As we were reading one our new favorite books, Dinosaurs Dinosaurs by Byron Barton today we came upon the page which featured a few dinosaurs experiencing a thunderstorm. This was perfect, because our unique Oregon weather bestowed upon us two nights of thunder and lightning over our long weekend. I pointed out the lightning bolt and said "Did any of you hear thunder this weekend? Or maybe see lightning?" Everyone looked at me with widening eyes.
"It was a loud rumbling outside! The lightning" expained GW, hurrying to stand up and point out our window.
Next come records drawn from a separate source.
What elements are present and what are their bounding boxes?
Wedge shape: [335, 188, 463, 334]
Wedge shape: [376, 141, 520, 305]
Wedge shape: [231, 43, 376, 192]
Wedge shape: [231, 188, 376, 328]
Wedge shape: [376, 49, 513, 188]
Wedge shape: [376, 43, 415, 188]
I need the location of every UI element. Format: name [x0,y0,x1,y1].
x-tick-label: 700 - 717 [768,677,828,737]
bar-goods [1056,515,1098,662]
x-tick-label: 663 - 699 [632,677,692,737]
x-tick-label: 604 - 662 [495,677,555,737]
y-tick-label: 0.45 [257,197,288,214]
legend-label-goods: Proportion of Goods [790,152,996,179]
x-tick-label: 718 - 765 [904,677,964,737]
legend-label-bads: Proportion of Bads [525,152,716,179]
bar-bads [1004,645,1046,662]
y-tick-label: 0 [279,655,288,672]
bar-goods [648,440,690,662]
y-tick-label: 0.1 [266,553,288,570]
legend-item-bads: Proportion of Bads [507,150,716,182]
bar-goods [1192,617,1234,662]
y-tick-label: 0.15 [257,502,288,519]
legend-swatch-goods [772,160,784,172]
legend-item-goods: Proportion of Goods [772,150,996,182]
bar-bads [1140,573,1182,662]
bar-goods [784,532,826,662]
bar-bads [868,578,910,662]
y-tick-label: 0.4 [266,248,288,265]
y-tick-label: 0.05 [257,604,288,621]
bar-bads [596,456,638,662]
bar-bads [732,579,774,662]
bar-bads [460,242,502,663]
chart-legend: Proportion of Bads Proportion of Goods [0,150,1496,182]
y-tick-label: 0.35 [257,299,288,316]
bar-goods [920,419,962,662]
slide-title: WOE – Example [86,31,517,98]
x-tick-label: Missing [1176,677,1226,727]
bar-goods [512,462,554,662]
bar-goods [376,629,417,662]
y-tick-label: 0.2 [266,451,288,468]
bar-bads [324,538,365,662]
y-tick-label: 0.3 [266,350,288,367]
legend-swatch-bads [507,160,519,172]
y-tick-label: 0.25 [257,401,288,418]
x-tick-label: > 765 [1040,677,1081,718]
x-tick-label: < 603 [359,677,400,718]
"Yes! That was the thunder. First the lightning came. Then silence and loud heavy, rumbling thunder! It was so exciting. The sky was dark and it was SUCH a loud sound!" As I told the story I looked at everyone's eyes. This was the first time when we remembered something together that had happened a few days ago and not at school. T was looking especially nervous as SC talked about the loud.
We looked at the book again, and SC quickly grabbed it away. "Don't touch it! Don't Touch IT!" he warned. GW reached for the book once it was on the floor again, a smile on his face and said "I'm eating the lightning!" He held the book around his head, while SC tried to pull it free gain. GH thought this was hillarious and jumped and danced around, "The lightning was loud!"
This story continued on with us through out our day. We talked of doing a large scale painting of lightning outside after snack with a huge sheet of paper. "We need red and blue and yellow paint, Briana. And paintbrushes."
"Big!" T added.
"Small ones" SC and GH agreed. We made our plan together while we ate, but it was quickly forgotten as we headed outside and there was chalk available. Very quickly they got to work 'drawing lightning' on the asphalt.
The story of the lightning and thunder followed us the rest of the day, as one child would randomly remember the story, sparking a re-telling. Moments like this follow us, though this one lasted through our whole day. It felt good to work through this new thing that everyone experienced.